In another infection, your cells still get infected, but the infection is just stopped very quickly. HIV has inscription and reverse transcription enzymes in it, so it can actually glue its sequence into your DNA. It changes your DNA enough to replicate it, but not enough that your cells change their structure so your immune system can't recognize them as infected (and those changes can cause your immune system to fail over time: AIDS).
Even if your body is primed to deal with HIV infections, if the infection happens, it's already too late.
I'm not sure who antiviral drugs like PREP work, but you'd need something like that permanently in your system.
India's death rate has been much lower than the US. Part of this is because they're already doing widespread cholecalciferol roll-out.

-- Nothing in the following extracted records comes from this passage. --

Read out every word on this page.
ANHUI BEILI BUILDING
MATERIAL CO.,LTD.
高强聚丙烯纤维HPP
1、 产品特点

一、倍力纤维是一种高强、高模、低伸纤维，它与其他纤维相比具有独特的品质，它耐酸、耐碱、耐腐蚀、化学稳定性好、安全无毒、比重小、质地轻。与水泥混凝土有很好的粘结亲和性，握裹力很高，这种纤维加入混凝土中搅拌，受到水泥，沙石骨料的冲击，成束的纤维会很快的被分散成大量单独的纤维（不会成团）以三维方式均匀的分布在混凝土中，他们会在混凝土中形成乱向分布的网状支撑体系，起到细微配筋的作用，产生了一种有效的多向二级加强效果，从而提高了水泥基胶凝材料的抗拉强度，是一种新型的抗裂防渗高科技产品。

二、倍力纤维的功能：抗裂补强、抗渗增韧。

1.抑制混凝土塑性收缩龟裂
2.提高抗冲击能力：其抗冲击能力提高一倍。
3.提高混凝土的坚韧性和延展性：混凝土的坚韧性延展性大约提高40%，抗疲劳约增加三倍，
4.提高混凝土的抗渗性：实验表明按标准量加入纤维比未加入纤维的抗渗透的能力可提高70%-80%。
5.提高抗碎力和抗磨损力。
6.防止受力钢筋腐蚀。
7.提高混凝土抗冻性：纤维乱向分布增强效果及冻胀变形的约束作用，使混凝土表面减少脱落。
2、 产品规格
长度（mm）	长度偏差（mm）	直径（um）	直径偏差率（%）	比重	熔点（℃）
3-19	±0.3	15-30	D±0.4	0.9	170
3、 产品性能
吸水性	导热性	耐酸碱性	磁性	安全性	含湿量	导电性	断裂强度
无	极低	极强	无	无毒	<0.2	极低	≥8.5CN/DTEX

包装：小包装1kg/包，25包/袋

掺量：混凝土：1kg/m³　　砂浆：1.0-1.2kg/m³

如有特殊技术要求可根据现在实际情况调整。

If cholecalciferol is not on 2021's CDCs/FDA/AMA number one recommendation list for pre-Covid control, I will have considered the AMA a complete and utter failure in the united states.
> We didn’t understand early on what a major risk factor obesity was. … It’s not until more recently that we’ve realized the devastating impact of obesity, particularly in younger people,” says Anne Dixon, a physician-scientist who studies obesity and lung disease at the University of Vermont. That “may be one reason for the devastating impact of COVID-19 in the United States, where 40% of adults are obese.”
First of all it seems unlikely people in India don't get enough vitamin D, it is a lot further to the south and inside the area that should have enough sun year round.
I don't think you can compare death rates in India and USA, the healthcare and accountability is just way different. Even though it is not great for the poorest ~50% in USA, it is really not good for the poorest ~90% in India. Those numbers are made up, but meant to illustrate that real healthcare in India is mostly for the wealthy.
My brother is a doctor and he got his Pfizer shot yesterday. Less than one year has passed since the first case in the USA. I consider this one of the great accomplishments of science. It will go unnoticed by many idiots on social media but it is an amazing achievement by all the scientists and doctors involved.